Over the past few years, I have worked with a number of customers to inspect the health of their VMware environment....
This work involves checking for errors, performance, misconfigurations and items that do not follow VMware best practices. Just because there are best practices for some items does not mean that's the only way to configure an item. It simply means, for common applications, this is the suggested method.
I always take into account a customer's requirements and constraints before lecturing them on VMware best practices. The following items are worth checking in your environment to provide a more stable VMware infrastructure.
Fixing network issues
Within the network of your VMware environment, there are a number of items that can be configured incorrectly. I wanted to touch on a few that are found in many environments. These misconfigurations can result in lower availability or reduced performance.
VSwitches: Within the vSwitches in a VMware environment there are port groups that allow for the configuration of different networks or VLANs. If you are using virtual standard switches (VSS) there is a higher chance of errors since the configuration must be performed on every host separately unless you script it.

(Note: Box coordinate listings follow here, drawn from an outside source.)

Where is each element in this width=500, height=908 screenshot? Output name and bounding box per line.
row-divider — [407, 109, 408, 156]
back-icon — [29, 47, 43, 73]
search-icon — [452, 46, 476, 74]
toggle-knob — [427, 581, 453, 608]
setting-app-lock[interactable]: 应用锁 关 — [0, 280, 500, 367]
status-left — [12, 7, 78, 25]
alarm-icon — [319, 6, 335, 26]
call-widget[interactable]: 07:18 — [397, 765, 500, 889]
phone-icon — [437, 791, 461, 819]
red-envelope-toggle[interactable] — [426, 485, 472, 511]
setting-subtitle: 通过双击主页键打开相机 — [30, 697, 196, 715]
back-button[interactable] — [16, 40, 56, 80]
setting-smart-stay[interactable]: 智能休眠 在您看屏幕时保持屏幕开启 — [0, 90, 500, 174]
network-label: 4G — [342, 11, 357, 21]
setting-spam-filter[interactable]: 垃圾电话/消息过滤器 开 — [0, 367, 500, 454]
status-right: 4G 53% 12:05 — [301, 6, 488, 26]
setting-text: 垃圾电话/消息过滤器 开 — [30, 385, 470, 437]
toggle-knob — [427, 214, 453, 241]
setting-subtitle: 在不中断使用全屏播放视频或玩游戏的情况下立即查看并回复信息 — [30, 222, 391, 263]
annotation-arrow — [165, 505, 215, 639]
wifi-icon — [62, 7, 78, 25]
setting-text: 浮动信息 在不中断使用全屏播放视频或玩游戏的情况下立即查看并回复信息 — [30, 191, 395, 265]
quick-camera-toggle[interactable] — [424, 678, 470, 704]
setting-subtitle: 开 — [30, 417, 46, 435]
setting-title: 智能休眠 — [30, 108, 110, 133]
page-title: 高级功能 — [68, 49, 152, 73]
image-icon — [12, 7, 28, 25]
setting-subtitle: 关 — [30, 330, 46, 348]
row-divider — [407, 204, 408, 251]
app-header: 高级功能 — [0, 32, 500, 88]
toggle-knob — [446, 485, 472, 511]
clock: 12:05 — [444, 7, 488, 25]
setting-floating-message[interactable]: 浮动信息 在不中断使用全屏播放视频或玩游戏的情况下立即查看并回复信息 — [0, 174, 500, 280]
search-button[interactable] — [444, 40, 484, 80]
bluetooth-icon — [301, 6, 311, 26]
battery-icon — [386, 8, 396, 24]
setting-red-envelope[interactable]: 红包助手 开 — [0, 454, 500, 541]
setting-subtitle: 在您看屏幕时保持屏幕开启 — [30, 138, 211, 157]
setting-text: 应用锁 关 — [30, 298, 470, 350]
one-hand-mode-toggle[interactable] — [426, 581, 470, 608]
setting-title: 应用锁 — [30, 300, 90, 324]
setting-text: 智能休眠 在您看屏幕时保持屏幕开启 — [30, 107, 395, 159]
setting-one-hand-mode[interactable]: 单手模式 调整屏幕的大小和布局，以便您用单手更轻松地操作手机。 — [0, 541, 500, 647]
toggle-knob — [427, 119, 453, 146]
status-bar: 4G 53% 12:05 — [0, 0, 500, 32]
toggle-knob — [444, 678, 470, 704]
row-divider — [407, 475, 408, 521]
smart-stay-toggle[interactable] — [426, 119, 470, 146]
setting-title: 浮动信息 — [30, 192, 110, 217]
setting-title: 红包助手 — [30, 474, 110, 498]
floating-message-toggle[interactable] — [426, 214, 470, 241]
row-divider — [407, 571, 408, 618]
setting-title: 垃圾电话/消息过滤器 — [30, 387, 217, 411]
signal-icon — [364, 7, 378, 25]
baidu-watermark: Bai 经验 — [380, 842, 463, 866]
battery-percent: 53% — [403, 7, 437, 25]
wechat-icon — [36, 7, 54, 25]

Port groups: One of the most common errors is naming port groups inconsistently or making a slight error in the port group name between hosts in a cluster. This can result in lower availability or a failed vMotion.
VLAN tagging: Another common issue is inconsistent VLAN tagging between port groups on hosts within a cluster. This can result in loss of network connectivity of a VM when moved to the host with the issue.
Checking those uplinks
The uplinks are an important part of vSphere networking on hosts and also a commonly misconfigured item. With uplinks there are a number of things that can go wrong, I'm only going to cover a few of the most widely missed items.
Inconsistent uplinks: The first is an inconsistent number of uplinks per host or vSwitch. This results in some hosts having less uplinks than others, which can affect availability and performance.
Bad speed and duplex settings: The second common issue with uplinks is improperly configured speed and duplex settings. You should understand what the recommendations from your switch provider are or the standard set by your network team -- then make sure all uplinks are configured to match. I commonly see hosts within a cluster that have some uplinks auto-configured, while others are statically configured. If these do not match, you can have inconsistent performance between hosts.
Correcting storage problems
Much like networking, there are a bunch of settings that can go wrong with storage configurations that can negatively affect your vSphere install. The storage layer is an important part and can result in lower availability and performance if things are misconfigured.
Proper number of storage paths: The paths to storage devices play an important part. You need to configure enough paths to allow for the level of redundancy that you require. A common number of storage paths should be configured for all vSphere hosts in your environment. If you must use different path configurations, at minimum, you must configure hosts within a cluster the same way.
Storage multi-pathing policy: The storage multi-pathing policy is just as important as the storage paths. By default, vSphere does its best to apply a default pathing policy for your storage array. VMware has a number of available policies built into vSphere, and there are default claim rules for major storage vendors.
Before putting your install into production, check with your storage vendor and make sure the proper multi-path policy is configured. Some vendors support multiple policies, so you will want to research the options and make the choice that offers you the best availability and performance options. If you have improperly configured pathing policies, it can result in improper failover, which can cause an outage.
Data store presentation: The last storage item is data store presentation to your hosts. It is critical that all hosts within a vSphere cluster have access to the same set of data stores. This allows for proper HA failover and vMotion options.
I see all too often where customers have a host in a cluster that does not have access to one or more data stores. This could result in the inability for the cluster to restart all virtual machines (VMs) in the event of a failure. It can also limit DRS from balancing the cluster properly, or could restrict your ability to move a VM to the host manually.
When looked at individually, most of these items do not look like they would be the item to ruin your day. But when many customers suffer from several of these misconfigurations, the likelihood of a negative effect on the environment is high. I cannot stress enough to audit these types of items when configuring new hosts and clusters. There should be some type of regular schedule for checking these items through the lifecycle of your vSphere hosts.